My grandma doesn't know I like girls and said dont go gay. What do I do, she is an important part of my life and that is really depressing to know that she wont accept me when I tell her. What would you do?
There is still a chance she will accept you. Homophobia goes beyond the person and into (forgive my advanced word) the zeitgeist. It is going away but is still a part of us, and that may be some of why your grandma said that. But if you tell her that you are, she will be forced to decide between her destructive opinion, or you. And there is a very good chance she'll choose you.
I think in order to offer advice, we need to know if she understands your gender and is accepting of that. It's not completely clear to me...when I see "Transsexual male" I think transman...FtM. But I could be mistaken. If you don't mind clarifying, are you FtM or MtF...and does your grandmother know and accept you as the gender with which you identify? Once I get that, I can make more sense of questions of sexuality.

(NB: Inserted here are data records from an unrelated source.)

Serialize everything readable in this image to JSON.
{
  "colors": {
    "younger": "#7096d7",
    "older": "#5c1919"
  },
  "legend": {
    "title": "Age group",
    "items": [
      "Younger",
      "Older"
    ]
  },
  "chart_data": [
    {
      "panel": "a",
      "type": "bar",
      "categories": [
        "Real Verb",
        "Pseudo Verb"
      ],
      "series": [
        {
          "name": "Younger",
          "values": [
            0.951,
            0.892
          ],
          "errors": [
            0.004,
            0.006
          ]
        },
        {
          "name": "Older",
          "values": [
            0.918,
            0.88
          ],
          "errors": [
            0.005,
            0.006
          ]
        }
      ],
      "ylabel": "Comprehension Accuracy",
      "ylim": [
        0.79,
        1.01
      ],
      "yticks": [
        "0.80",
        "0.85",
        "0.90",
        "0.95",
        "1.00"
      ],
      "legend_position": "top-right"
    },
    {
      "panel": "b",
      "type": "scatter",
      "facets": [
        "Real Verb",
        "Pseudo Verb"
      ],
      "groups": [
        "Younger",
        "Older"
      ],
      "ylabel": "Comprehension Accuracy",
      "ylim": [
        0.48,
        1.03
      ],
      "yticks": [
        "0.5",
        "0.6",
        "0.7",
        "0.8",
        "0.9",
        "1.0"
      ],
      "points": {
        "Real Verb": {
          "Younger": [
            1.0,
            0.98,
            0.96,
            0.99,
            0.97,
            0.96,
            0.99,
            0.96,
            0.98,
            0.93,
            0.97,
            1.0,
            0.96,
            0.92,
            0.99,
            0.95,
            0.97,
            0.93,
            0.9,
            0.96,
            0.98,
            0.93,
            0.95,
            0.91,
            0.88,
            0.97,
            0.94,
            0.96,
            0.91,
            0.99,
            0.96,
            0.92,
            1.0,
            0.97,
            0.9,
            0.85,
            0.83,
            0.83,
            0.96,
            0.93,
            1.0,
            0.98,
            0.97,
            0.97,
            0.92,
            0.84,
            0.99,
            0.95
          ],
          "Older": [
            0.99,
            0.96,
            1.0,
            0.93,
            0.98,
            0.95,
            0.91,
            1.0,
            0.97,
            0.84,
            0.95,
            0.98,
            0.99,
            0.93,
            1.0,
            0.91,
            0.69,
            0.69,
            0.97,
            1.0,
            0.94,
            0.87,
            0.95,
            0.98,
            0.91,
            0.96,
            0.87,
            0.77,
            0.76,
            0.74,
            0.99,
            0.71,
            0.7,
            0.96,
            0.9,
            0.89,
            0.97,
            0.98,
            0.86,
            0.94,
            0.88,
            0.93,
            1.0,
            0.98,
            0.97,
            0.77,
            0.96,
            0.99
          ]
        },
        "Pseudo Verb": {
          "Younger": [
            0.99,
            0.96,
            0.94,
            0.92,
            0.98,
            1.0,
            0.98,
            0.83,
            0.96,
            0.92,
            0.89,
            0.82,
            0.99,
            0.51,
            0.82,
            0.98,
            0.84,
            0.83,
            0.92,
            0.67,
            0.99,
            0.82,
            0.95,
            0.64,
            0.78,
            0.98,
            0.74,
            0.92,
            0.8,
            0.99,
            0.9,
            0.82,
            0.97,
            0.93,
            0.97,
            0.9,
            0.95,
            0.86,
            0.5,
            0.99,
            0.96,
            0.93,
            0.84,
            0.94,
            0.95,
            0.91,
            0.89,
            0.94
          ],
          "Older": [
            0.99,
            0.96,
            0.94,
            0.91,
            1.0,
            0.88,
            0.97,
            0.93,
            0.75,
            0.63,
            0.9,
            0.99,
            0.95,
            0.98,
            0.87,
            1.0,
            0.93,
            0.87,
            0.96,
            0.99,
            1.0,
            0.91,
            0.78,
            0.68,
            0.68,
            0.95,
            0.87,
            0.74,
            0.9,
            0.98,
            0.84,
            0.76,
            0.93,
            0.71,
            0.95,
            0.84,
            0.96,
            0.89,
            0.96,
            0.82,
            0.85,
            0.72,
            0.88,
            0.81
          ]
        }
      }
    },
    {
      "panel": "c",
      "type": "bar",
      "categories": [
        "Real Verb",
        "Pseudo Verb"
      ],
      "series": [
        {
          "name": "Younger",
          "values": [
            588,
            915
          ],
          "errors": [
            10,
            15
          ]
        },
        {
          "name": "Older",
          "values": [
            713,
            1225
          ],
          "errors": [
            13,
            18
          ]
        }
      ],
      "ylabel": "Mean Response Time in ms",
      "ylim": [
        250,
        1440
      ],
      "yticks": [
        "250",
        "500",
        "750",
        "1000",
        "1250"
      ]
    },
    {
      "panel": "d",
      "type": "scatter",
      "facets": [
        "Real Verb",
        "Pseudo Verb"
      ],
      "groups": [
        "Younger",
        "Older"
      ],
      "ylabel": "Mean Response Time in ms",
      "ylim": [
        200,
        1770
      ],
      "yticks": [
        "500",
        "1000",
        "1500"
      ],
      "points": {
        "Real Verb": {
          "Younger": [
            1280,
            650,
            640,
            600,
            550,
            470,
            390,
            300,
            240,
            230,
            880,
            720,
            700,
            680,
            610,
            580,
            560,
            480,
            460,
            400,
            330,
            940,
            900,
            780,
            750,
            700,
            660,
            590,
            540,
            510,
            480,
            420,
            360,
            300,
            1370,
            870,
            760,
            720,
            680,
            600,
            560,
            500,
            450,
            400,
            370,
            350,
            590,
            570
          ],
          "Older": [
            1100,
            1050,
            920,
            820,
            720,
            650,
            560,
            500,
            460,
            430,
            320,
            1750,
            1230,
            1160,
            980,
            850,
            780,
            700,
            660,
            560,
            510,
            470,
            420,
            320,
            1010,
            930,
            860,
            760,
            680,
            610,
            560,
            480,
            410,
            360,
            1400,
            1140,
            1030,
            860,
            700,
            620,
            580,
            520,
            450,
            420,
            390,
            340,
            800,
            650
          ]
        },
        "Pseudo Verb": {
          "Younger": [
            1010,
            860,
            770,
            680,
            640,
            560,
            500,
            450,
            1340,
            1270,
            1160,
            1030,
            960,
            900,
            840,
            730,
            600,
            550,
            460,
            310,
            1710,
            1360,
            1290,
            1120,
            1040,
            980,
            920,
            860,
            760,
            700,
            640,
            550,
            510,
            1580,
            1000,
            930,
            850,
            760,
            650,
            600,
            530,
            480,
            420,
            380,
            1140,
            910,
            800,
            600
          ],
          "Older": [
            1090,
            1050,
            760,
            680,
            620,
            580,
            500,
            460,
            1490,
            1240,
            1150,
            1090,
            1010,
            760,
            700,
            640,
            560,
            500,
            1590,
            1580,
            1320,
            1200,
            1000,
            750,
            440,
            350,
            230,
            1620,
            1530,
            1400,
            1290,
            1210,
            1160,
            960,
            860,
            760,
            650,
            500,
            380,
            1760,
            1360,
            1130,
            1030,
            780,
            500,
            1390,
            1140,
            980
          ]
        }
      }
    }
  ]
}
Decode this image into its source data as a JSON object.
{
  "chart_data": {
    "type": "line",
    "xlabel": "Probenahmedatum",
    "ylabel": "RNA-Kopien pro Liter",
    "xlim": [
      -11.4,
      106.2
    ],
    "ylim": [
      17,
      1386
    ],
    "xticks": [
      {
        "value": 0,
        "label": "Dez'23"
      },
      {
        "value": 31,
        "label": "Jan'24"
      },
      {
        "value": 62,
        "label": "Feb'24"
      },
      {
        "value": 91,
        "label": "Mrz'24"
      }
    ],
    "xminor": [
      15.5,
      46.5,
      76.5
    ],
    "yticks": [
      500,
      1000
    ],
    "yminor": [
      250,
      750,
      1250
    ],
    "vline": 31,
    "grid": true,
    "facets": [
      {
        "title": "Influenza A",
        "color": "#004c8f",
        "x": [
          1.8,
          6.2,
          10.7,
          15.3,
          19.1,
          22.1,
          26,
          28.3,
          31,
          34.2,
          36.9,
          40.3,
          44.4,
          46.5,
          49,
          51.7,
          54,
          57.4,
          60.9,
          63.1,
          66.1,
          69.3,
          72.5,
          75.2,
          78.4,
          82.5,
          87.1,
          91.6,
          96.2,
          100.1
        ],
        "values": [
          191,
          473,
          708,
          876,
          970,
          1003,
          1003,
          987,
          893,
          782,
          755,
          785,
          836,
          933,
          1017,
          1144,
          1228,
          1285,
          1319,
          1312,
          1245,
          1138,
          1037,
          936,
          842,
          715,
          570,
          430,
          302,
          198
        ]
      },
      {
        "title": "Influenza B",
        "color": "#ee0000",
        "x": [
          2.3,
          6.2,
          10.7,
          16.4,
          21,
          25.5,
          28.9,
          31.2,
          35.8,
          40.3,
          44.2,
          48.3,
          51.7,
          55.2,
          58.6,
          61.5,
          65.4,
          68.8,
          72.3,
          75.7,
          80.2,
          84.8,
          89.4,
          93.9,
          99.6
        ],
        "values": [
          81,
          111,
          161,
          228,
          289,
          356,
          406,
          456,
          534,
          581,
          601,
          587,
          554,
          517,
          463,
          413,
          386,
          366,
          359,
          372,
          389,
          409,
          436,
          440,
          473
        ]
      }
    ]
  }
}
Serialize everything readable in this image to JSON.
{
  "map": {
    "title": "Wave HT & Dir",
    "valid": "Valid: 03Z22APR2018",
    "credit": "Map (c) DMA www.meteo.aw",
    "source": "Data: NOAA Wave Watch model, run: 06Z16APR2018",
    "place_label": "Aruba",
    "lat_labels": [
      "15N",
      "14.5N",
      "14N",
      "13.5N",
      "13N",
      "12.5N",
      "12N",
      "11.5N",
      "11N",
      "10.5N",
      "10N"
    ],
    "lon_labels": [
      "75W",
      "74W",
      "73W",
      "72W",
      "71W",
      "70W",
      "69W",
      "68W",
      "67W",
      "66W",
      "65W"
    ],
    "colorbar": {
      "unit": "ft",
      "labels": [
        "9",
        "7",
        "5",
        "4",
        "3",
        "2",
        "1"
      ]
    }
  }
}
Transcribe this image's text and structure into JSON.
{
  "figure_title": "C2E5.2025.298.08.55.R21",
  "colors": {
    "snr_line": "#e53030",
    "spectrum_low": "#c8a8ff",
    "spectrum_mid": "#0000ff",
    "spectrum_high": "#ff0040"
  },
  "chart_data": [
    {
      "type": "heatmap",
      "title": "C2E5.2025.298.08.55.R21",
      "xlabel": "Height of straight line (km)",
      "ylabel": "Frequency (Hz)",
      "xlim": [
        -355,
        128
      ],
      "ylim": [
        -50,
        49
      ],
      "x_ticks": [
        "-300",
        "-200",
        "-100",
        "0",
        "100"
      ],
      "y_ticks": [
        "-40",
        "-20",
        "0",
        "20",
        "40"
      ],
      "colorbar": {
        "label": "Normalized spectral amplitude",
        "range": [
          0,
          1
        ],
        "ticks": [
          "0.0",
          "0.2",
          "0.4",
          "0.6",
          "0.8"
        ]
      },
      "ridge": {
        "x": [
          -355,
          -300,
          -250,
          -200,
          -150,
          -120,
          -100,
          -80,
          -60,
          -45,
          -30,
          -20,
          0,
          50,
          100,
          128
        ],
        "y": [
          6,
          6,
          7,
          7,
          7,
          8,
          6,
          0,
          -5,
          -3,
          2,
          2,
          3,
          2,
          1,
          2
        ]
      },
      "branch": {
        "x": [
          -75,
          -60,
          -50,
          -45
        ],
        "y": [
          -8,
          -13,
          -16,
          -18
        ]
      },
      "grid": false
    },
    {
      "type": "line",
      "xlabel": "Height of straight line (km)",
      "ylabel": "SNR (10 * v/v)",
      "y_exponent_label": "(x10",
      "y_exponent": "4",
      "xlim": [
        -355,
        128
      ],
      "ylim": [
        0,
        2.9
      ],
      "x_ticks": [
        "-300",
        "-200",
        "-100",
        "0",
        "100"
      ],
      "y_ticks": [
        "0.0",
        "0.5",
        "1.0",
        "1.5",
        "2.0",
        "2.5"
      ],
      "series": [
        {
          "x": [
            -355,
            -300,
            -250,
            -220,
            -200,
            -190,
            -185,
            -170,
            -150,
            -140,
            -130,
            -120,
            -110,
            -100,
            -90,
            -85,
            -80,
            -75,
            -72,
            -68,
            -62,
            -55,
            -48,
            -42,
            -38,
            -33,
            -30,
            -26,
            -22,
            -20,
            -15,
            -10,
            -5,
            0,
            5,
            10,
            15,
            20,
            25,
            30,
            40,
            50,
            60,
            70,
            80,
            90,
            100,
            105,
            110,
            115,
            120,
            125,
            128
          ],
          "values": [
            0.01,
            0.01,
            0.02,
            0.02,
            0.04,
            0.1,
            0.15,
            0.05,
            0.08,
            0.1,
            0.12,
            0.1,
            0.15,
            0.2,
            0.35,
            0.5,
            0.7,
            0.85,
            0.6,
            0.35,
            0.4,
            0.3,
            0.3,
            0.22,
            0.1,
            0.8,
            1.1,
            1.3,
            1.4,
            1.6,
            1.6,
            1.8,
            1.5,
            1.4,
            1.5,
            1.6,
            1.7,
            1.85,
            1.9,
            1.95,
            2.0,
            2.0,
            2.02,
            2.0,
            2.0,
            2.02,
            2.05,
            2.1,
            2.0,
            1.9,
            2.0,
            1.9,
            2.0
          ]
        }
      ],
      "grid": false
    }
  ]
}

Your problem isn't being gay because YOU'RE NOT GAY!! You're a straight dude. Your grandmother has to accept you as a guy, not as a lesbian. Why do you still do the same mistakes of some times ago, despite after I, with some people, corrected you? If you're uncertain about gender, if you feel more butch that trans FTM, just write on you profile "I don't know/I'm not sure/Maybe FTM/..." or similar stuff. It's offensive for us, straight transgender people, being mistaken for homosexual folks, not because it's bad to be gay, absolutely, but because we deserve to be treat as we feel inside, for who we are. So, please be more clear to yourself, for you and for straight trans community on here. Thanks
Let's cut the OP a little slack, OK? He is 13 years old and is looking for support rather than a lecture. Colorful13 - I think your grandma might be accepting once she knows the truth about you. But maybe for the time being you don't need to tell her - no sense introducing more drama into your life than you need. And remember that even though it is hurtful, she's probably saying this things because she cares about you. Some people from that generation don't really understand that you can't help being gay or trans (or both!). Welcome to EC!
I put lesbian or gay because she doesn't know that I am FtM, I understand that I am straight but to her I would be gay because she doesn't know. ---------- Post added 15th May 2014 at 01:48 PM ---------- Thanks jim
Thanks for clarifying! I agree with Jim that there's not reason to tell her anything (certainly nothing she doesn't need to know). I also agree that she says what she does out of love, and may well change her tune once she realizes that you aren't as she currently thinks of you. But if/when you do decide to share something with her, I'd suggest starting with the gender, rather than the sexuality. Not because it would be easier for her to wrap her head around. But because it would best help her to understand who you are, and because if she can get her head around it, she'll have much less trouble with you liking girls. In any case, welcome to EC...I wish you well!
Thanks, that does actually does make sense. I'll be sure to start that conversation with the gender, it probably will get the worst out of the way.